Cross-Modal Retrieval:
- Video-to-music alignment and genre-conditioned generation; benchmarking of video-conditioned or cross-modal retrieval systems (NES-VMDB) (Cardoso et al., 2024).
Licensing:
- NES-MDB: academic non-commercial (Donahue et al., 2018).
- NES-VMDB: MIT open-source; all code and files at https://github.com/rubensolv/NES-VMDB (Cardoso et al., 2024).
- YM2413-MDB: CC BY 4.0, publicly hosted at https://github.com/jech2/YM2413-MDB (Choi et al., 2022).
- SAVGM: available by request, respecting original rights via OST archives/YouTube (Luo et al., 19 Jan 2026).

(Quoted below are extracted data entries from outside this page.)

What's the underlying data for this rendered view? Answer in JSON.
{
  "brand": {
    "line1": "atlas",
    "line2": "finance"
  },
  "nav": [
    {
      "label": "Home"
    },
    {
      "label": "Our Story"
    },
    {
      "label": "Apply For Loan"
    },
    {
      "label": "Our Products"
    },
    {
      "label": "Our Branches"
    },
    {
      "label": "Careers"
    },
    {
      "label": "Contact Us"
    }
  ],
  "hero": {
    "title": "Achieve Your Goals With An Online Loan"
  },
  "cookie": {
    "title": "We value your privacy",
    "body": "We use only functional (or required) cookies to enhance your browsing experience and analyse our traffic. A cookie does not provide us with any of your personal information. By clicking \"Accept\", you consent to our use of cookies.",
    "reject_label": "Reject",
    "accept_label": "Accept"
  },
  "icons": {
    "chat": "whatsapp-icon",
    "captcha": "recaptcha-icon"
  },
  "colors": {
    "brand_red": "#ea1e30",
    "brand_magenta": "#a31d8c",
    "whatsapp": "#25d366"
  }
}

6. Limitations and Challenges

Dataset design is shaped by practical and historical constraints:

Hardware-Imposed Orchestration Limits:
- NES-MDB and NES-VMDB enforce four parallel channels (no sampling/PCM), limiting orchestration richness (Donahue et al., 2018, Cardoso et al., 2024).
- YM2413-MDB restricts instrumentation to YM2413 presets, with variable instrument fidelity and fixed drum channel (Choi et al., 2022).
Discrete versus Continuous Control:
- Expressive controls in NES-MDB are quantized (4-bit velocity, 2-bit timbre), which differs from acoustic instrument phrasing (Donahue et al., 2018).
Annotation Subjectivity and Coverage:
- Emotion tags in YM2413-MDB involve verifier agreement (average κ ≈ 0.72); structural segmentations in SAVGM reflect annotator perceptions, thus studies include inter-annotator reliability (Luo et al., 19 Jan 2026, Choi et al., 2022).
Temporal and Genre Coverage:
- SAVGM focuses on post-2000 OSTs; NES-MDB and YM2413-MDB represent 80s/early 90s hardware. Newer genres and production styles may be underrepresented in available datasets (Donahue et al., 2018, Choi et al., 2022, Luo et al., 19 Jan 2026).
Redundant Frames and Tempo Inference:
- NES-MDB's fixed 24 Hz rate introduces ≈83% redundancy (few change events per frame), POI-based approaches mitigate biased evaluation (Donahue et al., 2018).
- Absence of explicit tempo data in NES datasets requires tempo inference via audio analysis or sampling at fixed grid.

A plausible implication is that research requiring richer orchestration or naturalistic phrasing may require integration with datasets beyond the current scope, and that annotation subjectivity underscores the need for reproducible labeling protocols. Increasing corpus diversity and producing open-access datasets with standardized splits would further benefit evaluation and downstream deployment.